Het mannetje bouwt een overwelfd nest, uit plantenvezels en draadwieren, en lijmt deze vast met slijm van zijn ligchaam, het bevestigt eerst den grondslag, door gedurig dit vaster door wrijven ineen te dringen; past een tak of steel niet in het gebouw, zoo trekt hij het er uit, en plaatst er een ander voor, overdekt dan het nest met een gewelf, en boort nu eene tweede opening in het nest, zoodat hij er door kan zwemmen. Is dit verrigt, dan zoekt hij onder de naburige visschen van zijne soort eene bruid uit, die door de natuur juist dan met ongewone kleuren versierd is, en geleidt haar naar zijn nest als eene bruidskamer, waarin dan de eijeren worden gelegd. Is dit geschied, dan haalt hij een tweede wijfje, en zoo bevatten deze nesten volgens het getuigenis van coste soms 1000 à 2000 eijeren[1].
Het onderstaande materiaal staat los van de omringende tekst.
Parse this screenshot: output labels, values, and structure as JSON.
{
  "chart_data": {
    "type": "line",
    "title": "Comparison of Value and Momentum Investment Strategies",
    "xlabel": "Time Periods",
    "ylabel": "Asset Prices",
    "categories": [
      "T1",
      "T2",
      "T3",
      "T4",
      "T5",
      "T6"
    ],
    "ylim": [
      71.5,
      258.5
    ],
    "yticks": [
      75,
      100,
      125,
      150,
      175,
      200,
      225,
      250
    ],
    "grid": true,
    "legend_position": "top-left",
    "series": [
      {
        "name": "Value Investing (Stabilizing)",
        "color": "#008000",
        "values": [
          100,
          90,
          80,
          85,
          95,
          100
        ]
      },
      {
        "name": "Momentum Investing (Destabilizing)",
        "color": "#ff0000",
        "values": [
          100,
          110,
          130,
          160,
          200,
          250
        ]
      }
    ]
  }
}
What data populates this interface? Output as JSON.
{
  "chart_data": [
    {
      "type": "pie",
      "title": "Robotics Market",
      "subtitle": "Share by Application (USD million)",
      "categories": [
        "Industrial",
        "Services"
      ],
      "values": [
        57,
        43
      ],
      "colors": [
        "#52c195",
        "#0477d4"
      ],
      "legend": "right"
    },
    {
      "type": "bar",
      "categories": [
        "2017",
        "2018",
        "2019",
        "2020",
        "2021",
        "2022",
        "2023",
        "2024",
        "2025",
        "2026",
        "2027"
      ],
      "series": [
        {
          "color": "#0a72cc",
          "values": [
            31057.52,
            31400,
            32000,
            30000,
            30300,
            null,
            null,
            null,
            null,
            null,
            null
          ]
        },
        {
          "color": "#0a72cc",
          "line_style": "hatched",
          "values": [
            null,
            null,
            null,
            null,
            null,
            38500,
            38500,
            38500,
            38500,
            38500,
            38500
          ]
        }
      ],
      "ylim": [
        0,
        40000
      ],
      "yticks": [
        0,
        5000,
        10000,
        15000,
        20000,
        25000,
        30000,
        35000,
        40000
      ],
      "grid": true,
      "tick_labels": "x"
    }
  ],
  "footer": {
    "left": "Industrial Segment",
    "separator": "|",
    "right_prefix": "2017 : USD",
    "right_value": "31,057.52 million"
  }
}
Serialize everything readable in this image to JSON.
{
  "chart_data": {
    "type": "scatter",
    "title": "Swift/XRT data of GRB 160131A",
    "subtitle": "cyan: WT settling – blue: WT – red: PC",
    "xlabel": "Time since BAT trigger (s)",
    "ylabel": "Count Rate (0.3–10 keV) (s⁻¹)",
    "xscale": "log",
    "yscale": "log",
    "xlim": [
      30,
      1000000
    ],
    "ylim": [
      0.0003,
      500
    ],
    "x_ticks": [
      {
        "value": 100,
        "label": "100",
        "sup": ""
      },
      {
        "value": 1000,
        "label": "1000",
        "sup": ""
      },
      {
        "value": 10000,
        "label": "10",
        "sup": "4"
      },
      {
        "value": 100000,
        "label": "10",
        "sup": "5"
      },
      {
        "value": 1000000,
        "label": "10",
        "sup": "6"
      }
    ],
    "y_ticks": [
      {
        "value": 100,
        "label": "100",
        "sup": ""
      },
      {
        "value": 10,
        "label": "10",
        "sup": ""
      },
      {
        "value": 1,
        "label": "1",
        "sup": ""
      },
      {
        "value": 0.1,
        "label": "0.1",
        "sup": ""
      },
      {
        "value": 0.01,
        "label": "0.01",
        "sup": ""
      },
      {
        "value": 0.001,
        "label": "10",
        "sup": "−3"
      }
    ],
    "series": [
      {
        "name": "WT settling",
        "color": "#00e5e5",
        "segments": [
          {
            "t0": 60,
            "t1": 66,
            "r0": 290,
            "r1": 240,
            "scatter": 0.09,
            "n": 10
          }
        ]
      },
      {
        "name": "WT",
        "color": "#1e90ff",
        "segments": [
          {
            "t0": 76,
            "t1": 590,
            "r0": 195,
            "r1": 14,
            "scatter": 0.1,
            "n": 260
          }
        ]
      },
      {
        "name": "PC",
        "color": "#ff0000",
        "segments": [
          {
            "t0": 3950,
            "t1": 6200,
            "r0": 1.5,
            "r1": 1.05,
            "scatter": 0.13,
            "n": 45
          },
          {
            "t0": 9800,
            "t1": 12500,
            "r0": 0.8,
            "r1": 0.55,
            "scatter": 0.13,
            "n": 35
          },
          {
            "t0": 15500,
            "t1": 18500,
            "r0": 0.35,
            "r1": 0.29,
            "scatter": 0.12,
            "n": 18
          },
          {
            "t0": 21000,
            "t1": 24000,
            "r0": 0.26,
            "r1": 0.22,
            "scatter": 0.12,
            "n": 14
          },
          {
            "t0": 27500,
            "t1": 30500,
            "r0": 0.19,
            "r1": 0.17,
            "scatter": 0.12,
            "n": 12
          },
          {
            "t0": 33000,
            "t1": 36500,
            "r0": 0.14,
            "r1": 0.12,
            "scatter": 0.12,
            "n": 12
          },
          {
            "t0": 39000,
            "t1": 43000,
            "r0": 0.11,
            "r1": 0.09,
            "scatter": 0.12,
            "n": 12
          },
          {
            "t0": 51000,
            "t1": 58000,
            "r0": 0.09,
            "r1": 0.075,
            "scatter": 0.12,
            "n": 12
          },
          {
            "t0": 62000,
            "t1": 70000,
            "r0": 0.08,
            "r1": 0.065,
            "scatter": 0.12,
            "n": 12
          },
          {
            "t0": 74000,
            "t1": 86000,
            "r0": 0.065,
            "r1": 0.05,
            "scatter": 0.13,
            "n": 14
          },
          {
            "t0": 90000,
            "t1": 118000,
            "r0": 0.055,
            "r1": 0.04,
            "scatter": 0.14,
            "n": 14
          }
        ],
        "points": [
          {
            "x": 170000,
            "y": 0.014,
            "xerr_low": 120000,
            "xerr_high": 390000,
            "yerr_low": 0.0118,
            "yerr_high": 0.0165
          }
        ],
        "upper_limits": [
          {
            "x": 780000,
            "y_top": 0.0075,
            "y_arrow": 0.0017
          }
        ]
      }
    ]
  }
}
In tegenstelling echter van hetgeen wij bij andere dieren ontwaren, houdt het mannetje alleen de wacht bij het nest, waaraan het wijfje geen uitsluitend aandeel heeft; integendeel worden de wijfjes zelfs zijne meest gevaarlijke vijanden, die de eijeren zoeken te verslinden. Dan is het zijne zware taak om deze gedurende eene maand tegen de dikwijls herhaalde aanvallen van deze roovers onvermoeid te verdedigen, in welken tijd hij het nest niet verlaat, maar onverpoosd voor alles zorgt. Hij begint eerst het nest te versterken, stopt de eene opening weder digt, en bedekt het nest met steentjes, die dikwijls half zoo groot als zijn eigen ligchaam zijn, en die hij met moeite uit de nabijheid haalt, hij heeft dan slechts ééne opening te beschermen en plaatst zich nu hiervoor onafgebroken en maakt met zijne voorvinnen eene aanhoudende beweging, om altijd een stroom van frisch water over zijne eijeren te onderhouden, die anders zouden beschimmelen en uit gebrek aan versch water niet worden uitgebroed. Hij verdrijft in dezen tijd ieder anderen visch of wijfje, die zijn nest te nabij komt. Wordt hem het aantal vijanden te groot, zoo gebruikt hij de list, om bewegingen te maken, als of hij op eene prooi afschoot en verwijdert zich voor eenige oogenblikken van het nest, waarop zijne vijanden, begeerig den ongezienen buit te deelen, hem volgen, die hij zoo van zijn nest lokt, maar spoedig keert hij terug naar zijne geliefde
- ↑ M. coste, Instructions pratiques pour la Pisciculture, 1853, pag. 67 en 74.